TO OUR BELOVED IRISH BRETHREN:

On May 12, 1976 ,the Vatican Radio broadcast in Lithuanian the good news that in March, a group of Catholics in Ireland tried to submit through the Soviet embassy in Dublin a petition to the Soviet government concerning the persecution of Catholics in Lithuania.

The Soviet embassy refused the petition, and the Irish Catholic group, after reciting the rosary at the gates of the Soviet embassy, dispersed. The rejected petition was published the following day in the capital city's press.

The Chronicle of the Catholic Church in Lithuania, in the name of the entire nation of Lithuanian faithful, cordially thanks the Irish for the moral support to the Catholics of Lithuania, who are waging a life-and-death struggle against so-called militant atheism, which is supported by the gigantic machinery of the government.

What terrible hypocrisy comes to light when we hear how the Soviet newspapers constantly proclaim that the Soviet Union sup­ports the nationalists of Africa, when at the same time they ship to Siberia Lithuanians who love their own nation, shut them up in psychiatric hospitals, refuse to register them after they are released from camps, and throw them out of work. The Soviet press proclaims that the Soviet Union is assisting the Catholics of Northern Ireland by all possible means, including arms. At the same time in Lithuania the Catholic Church is mercilessly being crushed: Our venerable historic and artistic churches are being converted into warehouses and museums: e.g., the Cathedral of Vilnius—a picture gallery, the Church of St. Casimir—a museum of atheism. The morality of the nation is being destroyed, and the character of Lithuania is being damaged.

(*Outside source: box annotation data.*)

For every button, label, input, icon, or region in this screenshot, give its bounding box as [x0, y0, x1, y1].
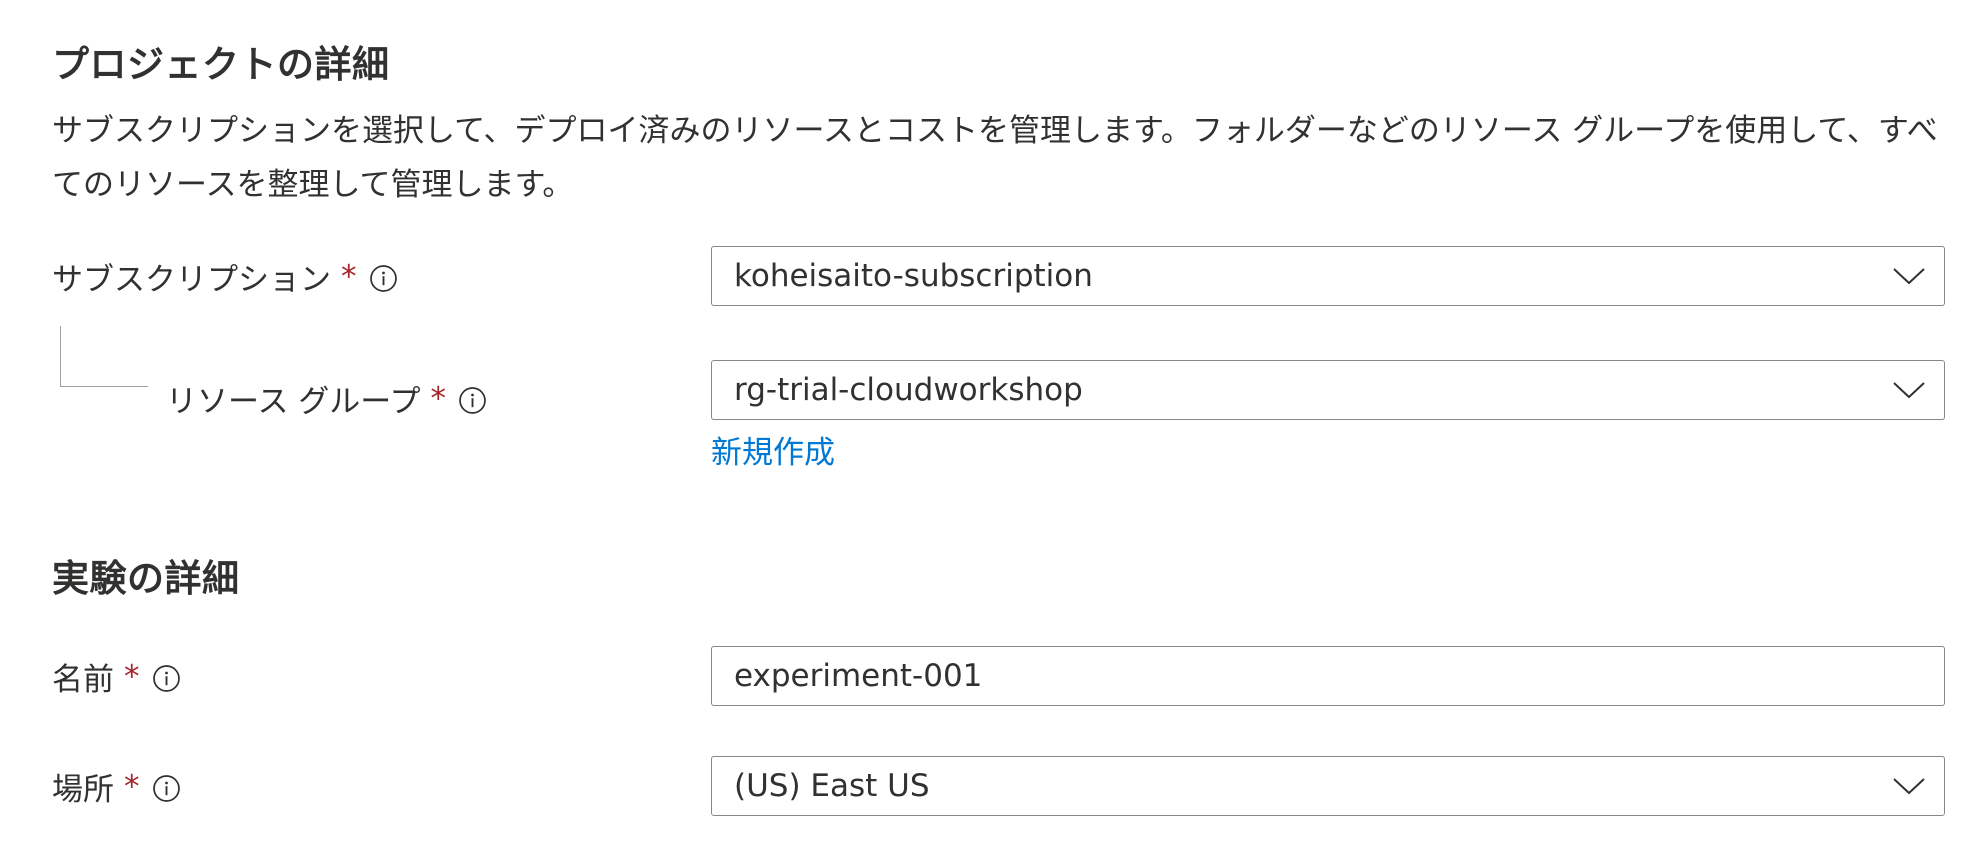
required-marker: * — [124, 658, 140, 695]
subscription-label-row: サブスクリプション * — [52, 254, 398, 299]
name-label: 名前 — [52, 662, 114, 698]
required-marker: * — [341, 258, 357, 295]
resource-group-value: rg-trial-cloudworkshop — [734, 372, 1083, 408]
subscription-label: サブスクリプション — [52, 262, 331, 298]
experiment-details-heading: 実験の詳細 — [52, 557, 240, 600]
create-new-resource-group-link[interactable]: 新規作成 — [711, 427, 835, 472]
info-icon[interactable] — [152, 664, 181, 693]
subscription-dropdown[interactable]: koheisaito-subscription — [711, 246, 1945, 306]
project-details-heading: プロジェクトの詳細 — [52, 43, 390, 86]
location-label: 場所 — [52, 772, 114, 808]
experiment-create-form: プロジェクトの詳細 サブスクリプションを選択して、デプロイ済みのリソースとコスト… — [0, 0, 1982, 858]
location-label-row: 場所 * — [52, 764, 181, 809]
location-value: (US) East US — [734, 768, 930, 804]
info-icon[interactable] — [152, 774, 181, 803]
resource-group-dropdown[interactable]: rg-trial-cloudworkshop — [711, 360, 1945, 420]
subscription-value: koheisaito-subscription — [734, 258, 1093, 294]
resource-group-label: リソース グループ — [166, 384, 421, 420]
experiment-name-value: experiment-001 — [734, 658, 983, 694]
required-marker: * — [124, 768, 140, 805]
resource-group-label-row: リソース グループ * — [166, 376, 487, 421]
chevron-down-icon — [1893, 778, 1925, 795]
required-marker: * — [430, 380, 446, 417]
info-icon[interactable] — [458, 386, 487, 415]
info-icon[interactable] — [369, 264, 398, 293]
name-label-row: 名前 * — [52, 654, 181, 699]
experiment-name-input[interactable]: experiment-001 — [711, 646, 1945, 706]
tree-connector — [60, 326, 148, 387]
chevron-down-icon — [1893, 382, 1925, 399]
location-dropdown[interactable]: (US) East US — [711, 756, 1945, 816]
project-details-description: サブスクリプションを選択して、デプロイ済みのリソースとコストを管理します。フォル… — [52, 113, 1938, 203]
chevron-down-icon — [1893, 268, 1925, 285]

On June 15, 1940, the Red Army cut us off from the Throne of St. Peter and from the entire non-Communist world. News from the outside world, on account of various obstacles, reaches us, only in part and late. Nevertheless, we know and rejoice that Ireland contributes the greatest percentage of missionairies, that 91% of its Catholics attend church on Sundays, that in the USA the best Catholics are the Irish immigrants. Thus, we hope that this protest by the Irish will not be the last!

Unfortunately, the Catholics of the West could learn from the Communists how to fight for one's principles. For example, the Communist (and even the non-Communist) press of the whole world cried out for years in behalf of Manoli Gleza. And they got what they were after! In the USA, they made a heroine out ot Angela Davis, who had committed a criminal offense.

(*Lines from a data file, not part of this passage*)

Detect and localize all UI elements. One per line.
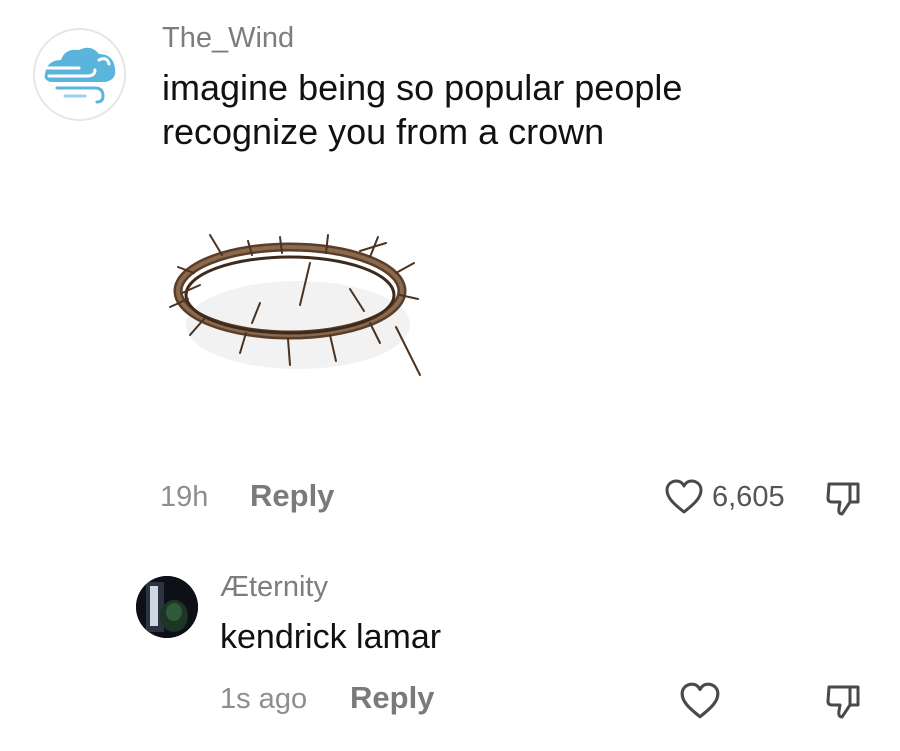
heart-icon[interactable]	[664, 478, 704, 516]
comment-text: imagine being so popular people recogniz…	[162, 67, 683, 152]
reply-button[interactable]: Reply	[350, 680, 434, 716]
like-count: 6,605	[712, 481, 785, 513]
avatar[interactable]	[136, 576, 198, 638]
username[interactable]: The_Wind	[162, 22, 294, 55]
avatar[interactable]	[33, 28, 126, 121]
dislike-icon[interactable]	[824, 478, 864, 518]
crown-of-thorns-image	[169, 234, 421, 376]
username[interactable]: Æternity	[220, 571, 328, 604]
timestamp: 19h	[160, 481, 209, 513]
heart-icon[interactable]	[679, 681, 721, 721]
reply-button[interactable]: Reply	[250, 478, 334, 514]
wind-cloud-icon	[35, 30, 124, 119]
dislike-icon[interactable]	[824, 681, 864, 721]
dark-portrait-avatar	[136, 576, 198, 638]
comment-text: kendrick lamar	[220, 618, 442, 656]
timestamp: 1s ago	[220, 683, 308, 715]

But when 5 million Catholics in Western Ukraine have not one official church, when Belorussia has been left with barely a few elderly priests, when they do not have a single bishop—even a secret bishop as in the Ukraine—the Catholic press is content with an occasional rare item. Ireland, which has suffered so much, under­stands what persecution of religion means!

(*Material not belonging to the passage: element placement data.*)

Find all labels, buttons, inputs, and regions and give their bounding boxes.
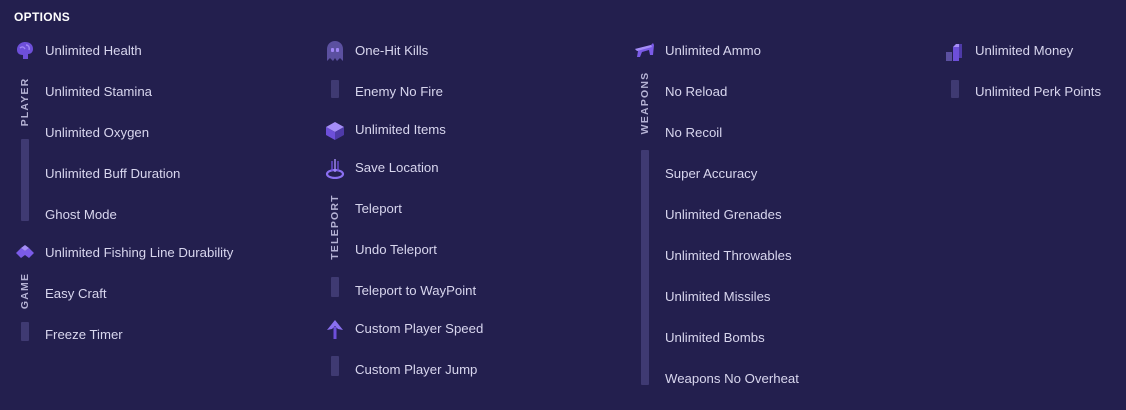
option-unlimited-oxygen[interactable]: Unlimited Oxygen [45,122,149,144]
option-unlimited-grenades[interactable]: Unlimited Grenades [665,204,782,226]
option-unlimited-items[interactable]: Unlimited Items [355,119,446,141]
option-unlimited-health[interactable]: Unlimited Health [45,40,142,62]
option-ghost-mode[interactable]: Ghost Mode [45,204,117,226]
ghost-icon [324,40,346,62]
option-custom-player-speed[interactable]: Custom Player Speed [355,318,483,340]
weapons-section-bar [641,150,649,385]
enemies-section-bar [331,80,339,98]
option-custom-player-jump[interactable]: Custom Player Jump [355,359,477,381]
option-unlimited-perk-points[interactable]: Unlimited Perk Points [975,81,1101,103]
teleport-section-bar [331,277,339,297]
movement-section-bar [331,356,339,376]
teleport-icon [324,157,346,179]
player-section-label: PLAYER [19,77,31,127]
option-freeze-timer[interactable]: Freeze Timer [45,324,123,346]
option-undo-teleport[interactable]: Undo Teleport [355,239,437,261]
player-section-bar [21,139,29,221]
option-super-accuracy[interactable]: Super Accuracy [665,163,757,185]
column-3: WEAPONS Unlimited Ammo No Reload No Reco… [634,0,924,410]
column-4: Unlimited Money Unlimited Perk Points [944,0,1126,410]
column-1: PLAYER Unlimited Health Unlimited Stamin… [14,0,304,410]
option-teleport-to-waypoint[interactable]: Teleport to WayPoint [355,280,476,302]
game-section-label: GAME [19,272,31,310]
game-section-bar [21,322,29,341]
option-unlimited-ammo[interactable]: Unlimited Ammo [665,40,761,62]
option-easy-craft[interactable]: Easy Craft [45,283,107,305]
option-unlimited-bombs[interactable]: Unlimited Bombs [665,327,765,349]
option-unlimited-missiles[interactable]: Unlimited Missiles [665,286,771,308]
option-no-recoil[interactable]: No Recoil [665,122,722,144]
box-icon [324,119,346,141]
option-teleport[interactable]: Teleport [355,198,402,220]
option-weapons-no-overheat[interactable]: Weapons No Overheat [665,368,799,390]
option-save-location[interactable]: Save Location [355,157,439,179]
option-unlimited-throwables[interactable]: Unlimited Throwables [665,245,792,267]
option-unlimited-money[interactable]: Unlimited Money [975,40,1073,62]
puzzle-icon [14,242,36,264]
option-unlimited-buff-duration[interactable]: Unlimited Buff Duration [45,163,180,185]
gun-icon [634,40,656,62]
option-enemy-no-fire[interactable]: Enemy No Fire [355,81,443,103]
option-unlimited-fishing-line-durability[interactable]: Unlimited Fishing Line Durability [45,242,233,264]
option-one-hit-kills[interactable]: One-Hit Kills [355,40,428,62]
teleport-section-label: TELEPORT [329,194,341,260]
money-icon [944,40,966,62]
column-2: One-Hit Kills Enemy No Fire Unlimited It… [324,0,614,410]
option-unlimited-stamina[interactable]: Unlimited Stamina [45,81,152,103]
option-no-reload[interactable]: No Reload [665,81,727,103]
economy-section-bar [951,80,959,98]
brain-icon [14,40,36,62]
weapons-section-label: WEAPONS [639,71,651,135]
arrow-up-icon [324,318,346,340]
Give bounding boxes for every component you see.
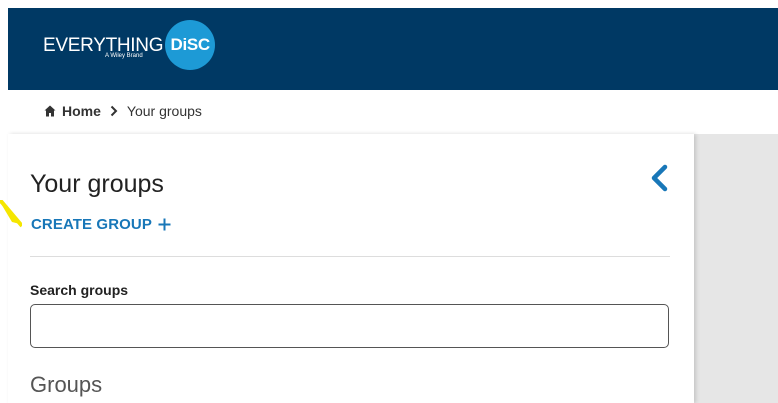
home-icon bbox=[44, 105, 56, 117]
breadcrumb: Home Your groups bbox=[8, 90, 778, 132]
search-groups-label: Search groups bbox=[30, 282, 129, 298]
chevron-left-icon[interactable] bbox=[648, 163, 672, 193]
groups-panel: Your groups CREATE GROUP Search groups G… bbox=[8, 134, 694, 403]
plus-icon bbox=[158, 218, 171, 231]
annotation-arrow-icon bbox=[0, 200, 22, 228]
breadcrumb-current: Your groups bbox=[126, 103, 202, 119]
page-title: Your groups bbox=[30, 170, 164, 198]
chevron-right-icon bbox=[110, 105, 118, 117]
create-group-button[interactable]: CREATE GROUP bbox=[31, 216, 171, 233]
breadcrumb-home-link[interactable]: Home bbox=[62, 103, 101, 119]
header-bar: EVERYTHING DiSC A Wiley Brand bbox=[8, 8, 778, 90]
logo-tagline: A Wiley Brand bbox=[105, 53, 143, 59]
logo-text: EVERYTHING bbox=[43, 34, 164, 56]
logo-badge: DiSC bbox=[165, 20, 216, 70]
search-groups-input[interactable] bbox=[30, 304, 669, 348]
page: EVERYTHING DiSC A Wiley Brand Home Your … bbox=[0, 0, 778, 403]
divider bbox=[30, 256, 670, 257]
logo[interactable]: EVERYTHING DiSC A Wiley Brand bbox=[43, 20, 216, 70]
create-group-label: CREATE GROUP bbox=[31, 216, 152, 233]
groups-heading: Groups bbox=[30, 372, 103, 397]
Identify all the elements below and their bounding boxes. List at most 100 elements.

The Catholic Church of Lithuania—the furthest outpost of the Church in Northern Europe, has been waging a one-sided battle against an atheism imported from abroad. Brother and sister Catholics of the whole world, help us! Your prayers and every act of protest will give us moral strength, will help us to win the right to worship God without restraint, and to feel like citizens with equal rights in our own homeland.

The only force that every offender, including militant atheism, fears is public opinion. The Jews have the resolute Senator Jackson. Can not Catholics have someone similar? Proclaim to the world that we Catholics not only do not have those rights which the Negroes of America have, but we do not have any press, not even a Catholic calendar, prayer books, or catechisms; that priests are imprisoned for teaching religion; that the youth are persecuted for going to church (believing youth in school receive only a passing mark in deportment). Proclaim to the world that the dioceses of Lithuania do not have a single Ordinary. Vilnius—the capital of Lithuania— has neither a bishop nor a cathedral. Two bishops—Julijonas Stepo­navičius and Vincentas Sladkevičius—have been exiled for fifteen years now without trial. The one seminary, that of Kaunas, used to produce barely a few priests a year. This number, on account of protests at home and abroad has increased to ten. But each year, about twenty priests die. The average age of the Lithuanian priest is over 60.

Our Irish brothers, train missionaries for Lithuania as well! Even now the Ukraine recalls with respect the sacrifices of Irish priests in Lvov and elsewhere. In time, they will have to come to our poor homeland as well. . .

Your prayers and your resolute protest are our hope for survival and victory.